The billionaire philanthropist has vowed to secure retirement for public employees. So why do so many public employees despise him?
John Arnold wasn’t a pension guy.
The billionaire financier, who made a fortune in the stock market before retiring at 38, hadn’t ever really been interested in public retirement plans. But in early 2009, just months into the global financial crisis, Arnold began seeing a flurry of news articles about public pension funds collectively losing billions in the stock market crash. Assets had plummeted, causing unfunded liabilities to shoot up. Cash-strapped governments couldn’t afford to fix the shortfall, and the longer they delayed putting more money in their pensions, the worse the problem would get.
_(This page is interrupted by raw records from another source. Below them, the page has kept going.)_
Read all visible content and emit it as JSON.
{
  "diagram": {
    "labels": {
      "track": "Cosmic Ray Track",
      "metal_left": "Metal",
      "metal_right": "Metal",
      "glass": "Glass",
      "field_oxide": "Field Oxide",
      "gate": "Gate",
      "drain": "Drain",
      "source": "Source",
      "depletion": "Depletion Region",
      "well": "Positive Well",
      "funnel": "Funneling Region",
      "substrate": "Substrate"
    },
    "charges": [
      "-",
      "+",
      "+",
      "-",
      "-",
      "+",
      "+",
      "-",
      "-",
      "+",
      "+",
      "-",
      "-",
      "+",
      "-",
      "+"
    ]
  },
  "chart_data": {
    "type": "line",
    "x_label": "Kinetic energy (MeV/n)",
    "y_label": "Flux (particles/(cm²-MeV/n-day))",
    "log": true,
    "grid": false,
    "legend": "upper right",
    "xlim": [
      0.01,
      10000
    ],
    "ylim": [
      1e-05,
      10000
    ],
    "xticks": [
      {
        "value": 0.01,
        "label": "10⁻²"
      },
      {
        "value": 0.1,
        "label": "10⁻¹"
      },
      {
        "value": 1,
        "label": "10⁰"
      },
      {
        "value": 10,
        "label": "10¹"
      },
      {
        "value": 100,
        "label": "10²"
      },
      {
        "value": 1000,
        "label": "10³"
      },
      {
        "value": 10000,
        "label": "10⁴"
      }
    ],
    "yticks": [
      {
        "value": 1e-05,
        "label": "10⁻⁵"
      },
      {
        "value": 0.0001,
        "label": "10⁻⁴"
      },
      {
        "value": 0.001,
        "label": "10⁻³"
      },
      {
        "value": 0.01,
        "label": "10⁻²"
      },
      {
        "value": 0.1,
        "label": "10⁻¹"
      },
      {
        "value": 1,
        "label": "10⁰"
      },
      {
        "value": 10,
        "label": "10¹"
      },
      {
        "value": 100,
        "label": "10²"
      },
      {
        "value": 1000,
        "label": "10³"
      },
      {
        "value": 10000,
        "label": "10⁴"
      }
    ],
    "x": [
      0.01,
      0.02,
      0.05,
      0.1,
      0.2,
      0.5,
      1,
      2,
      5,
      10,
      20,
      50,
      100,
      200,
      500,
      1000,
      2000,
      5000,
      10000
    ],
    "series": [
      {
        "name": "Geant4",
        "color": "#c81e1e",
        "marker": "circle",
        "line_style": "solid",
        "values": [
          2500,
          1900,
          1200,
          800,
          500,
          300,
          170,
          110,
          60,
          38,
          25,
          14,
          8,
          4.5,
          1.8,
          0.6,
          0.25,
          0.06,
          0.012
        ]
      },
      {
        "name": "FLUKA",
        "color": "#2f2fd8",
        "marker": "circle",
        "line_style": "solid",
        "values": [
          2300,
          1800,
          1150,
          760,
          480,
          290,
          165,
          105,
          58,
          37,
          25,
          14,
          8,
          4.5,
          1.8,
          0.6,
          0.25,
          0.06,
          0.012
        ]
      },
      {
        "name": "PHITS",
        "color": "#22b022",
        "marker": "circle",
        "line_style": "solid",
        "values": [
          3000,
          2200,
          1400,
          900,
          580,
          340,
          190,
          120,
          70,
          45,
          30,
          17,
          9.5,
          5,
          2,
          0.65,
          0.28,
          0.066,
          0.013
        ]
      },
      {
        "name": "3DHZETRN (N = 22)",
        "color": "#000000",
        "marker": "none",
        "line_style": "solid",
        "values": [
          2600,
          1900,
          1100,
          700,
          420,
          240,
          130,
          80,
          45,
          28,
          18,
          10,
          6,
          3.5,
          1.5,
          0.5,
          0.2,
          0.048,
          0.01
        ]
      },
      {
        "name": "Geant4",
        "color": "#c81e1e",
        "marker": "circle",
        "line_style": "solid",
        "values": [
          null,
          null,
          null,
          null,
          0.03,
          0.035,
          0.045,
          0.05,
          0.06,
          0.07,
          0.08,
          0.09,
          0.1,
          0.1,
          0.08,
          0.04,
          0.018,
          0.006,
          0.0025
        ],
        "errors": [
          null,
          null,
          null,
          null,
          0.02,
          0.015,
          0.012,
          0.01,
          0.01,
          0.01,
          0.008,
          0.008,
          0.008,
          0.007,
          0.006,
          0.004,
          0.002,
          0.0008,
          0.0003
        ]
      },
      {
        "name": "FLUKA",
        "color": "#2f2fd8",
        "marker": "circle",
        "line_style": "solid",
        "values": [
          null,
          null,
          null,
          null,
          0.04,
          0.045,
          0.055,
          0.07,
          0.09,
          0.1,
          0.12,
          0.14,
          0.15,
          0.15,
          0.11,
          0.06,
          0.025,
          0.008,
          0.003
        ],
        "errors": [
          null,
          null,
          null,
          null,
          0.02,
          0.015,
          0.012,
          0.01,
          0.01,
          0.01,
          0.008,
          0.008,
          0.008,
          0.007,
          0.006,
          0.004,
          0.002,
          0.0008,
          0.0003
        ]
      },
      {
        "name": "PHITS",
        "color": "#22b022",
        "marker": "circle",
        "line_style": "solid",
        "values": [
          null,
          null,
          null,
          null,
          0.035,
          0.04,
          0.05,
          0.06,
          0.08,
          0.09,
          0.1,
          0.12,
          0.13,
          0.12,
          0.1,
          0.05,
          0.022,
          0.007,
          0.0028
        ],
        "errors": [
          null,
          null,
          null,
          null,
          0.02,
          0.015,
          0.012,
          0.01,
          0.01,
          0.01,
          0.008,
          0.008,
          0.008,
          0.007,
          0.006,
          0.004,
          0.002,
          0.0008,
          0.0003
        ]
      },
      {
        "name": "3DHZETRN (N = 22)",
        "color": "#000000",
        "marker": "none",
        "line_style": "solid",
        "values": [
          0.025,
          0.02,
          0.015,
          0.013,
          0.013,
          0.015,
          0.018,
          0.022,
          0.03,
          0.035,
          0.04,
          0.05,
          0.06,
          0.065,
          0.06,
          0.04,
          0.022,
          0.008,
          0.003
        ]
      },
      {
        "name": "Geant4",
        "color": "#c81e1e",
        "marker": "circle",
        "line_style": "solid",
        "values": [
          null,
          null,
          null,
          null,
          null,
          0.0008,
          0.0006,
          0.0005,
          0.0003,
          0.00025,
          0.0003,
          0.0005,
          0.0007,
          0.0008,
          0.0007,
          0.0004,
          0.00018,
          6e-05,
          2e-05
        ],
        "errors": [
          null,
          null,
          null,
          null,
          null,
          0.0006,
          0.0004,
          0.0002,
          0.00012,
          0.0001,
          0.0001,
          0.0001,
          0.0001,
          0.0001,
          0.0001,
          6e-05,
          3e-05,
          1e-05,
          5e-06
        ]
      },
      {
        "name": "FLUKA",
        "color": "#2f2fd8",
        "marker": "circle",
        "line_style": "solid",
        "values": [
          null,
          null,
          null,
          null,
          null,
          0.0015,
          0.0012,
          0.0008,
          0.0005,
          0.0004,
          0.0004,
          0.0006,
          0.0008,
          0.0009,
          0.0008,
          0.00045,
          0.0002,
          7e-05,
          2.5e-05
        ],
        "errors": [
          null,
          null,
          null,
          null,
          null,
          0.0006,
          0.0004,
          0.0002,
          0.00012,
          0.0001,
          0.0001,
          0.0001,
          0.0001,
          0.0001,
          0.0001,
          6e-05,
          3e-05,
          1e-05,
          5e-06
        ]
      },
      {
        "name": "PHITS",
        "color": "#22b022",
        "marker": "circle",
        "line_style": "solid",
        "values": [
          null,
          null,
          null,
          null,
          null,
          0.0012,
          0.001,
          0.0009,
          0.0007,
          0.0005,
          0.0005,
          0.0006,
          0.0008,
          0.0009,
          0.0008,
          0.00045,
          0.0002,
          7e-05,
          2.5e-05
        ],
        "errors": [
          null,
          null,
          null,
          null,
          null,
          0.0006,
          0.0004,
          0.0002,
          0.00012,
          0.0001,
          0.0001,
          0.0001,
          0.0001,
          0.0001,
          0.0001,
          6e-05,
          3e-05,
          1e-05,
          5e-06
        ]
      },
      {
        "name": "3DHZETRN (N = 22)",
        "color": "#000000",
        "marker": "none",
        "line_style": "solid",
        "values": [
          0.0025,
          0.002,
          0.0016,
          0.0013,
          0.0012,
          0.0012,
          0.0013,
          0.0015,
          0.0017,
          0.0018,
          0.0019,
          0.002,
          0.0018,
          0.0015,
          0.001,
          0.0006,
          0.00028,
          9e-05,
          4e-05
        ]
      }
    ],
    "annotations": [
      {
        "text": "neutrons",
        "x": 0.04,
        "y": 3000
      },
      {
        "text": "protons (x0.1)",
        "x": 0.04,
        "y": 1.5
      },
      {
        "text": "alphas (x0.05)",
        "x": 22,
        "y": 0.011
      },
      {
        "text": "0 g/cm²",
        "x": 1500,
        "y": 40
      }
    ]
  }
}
In short, it was a policy nightmare.
Arnold became intrigued. “The fact that you could go in one year from having a system that was well-funded to having a major gap -- that affected me,” he says. He started digging and found a book called Plunder: How Public Employee Unions Are Raiding Treasuries, Controlling Our Lives and Bankrupting the Nation, by conservative writer Steven Greenhut. As the title suggests, the book is an anti-union take on public pensions that details the misdeeds of the system’s bad actors -- public employees who game the system and wind up with pensions that are equal to or better than what their working salaries had been. Reading that book, says the now-43-year-old Arnold, “just made me mad.”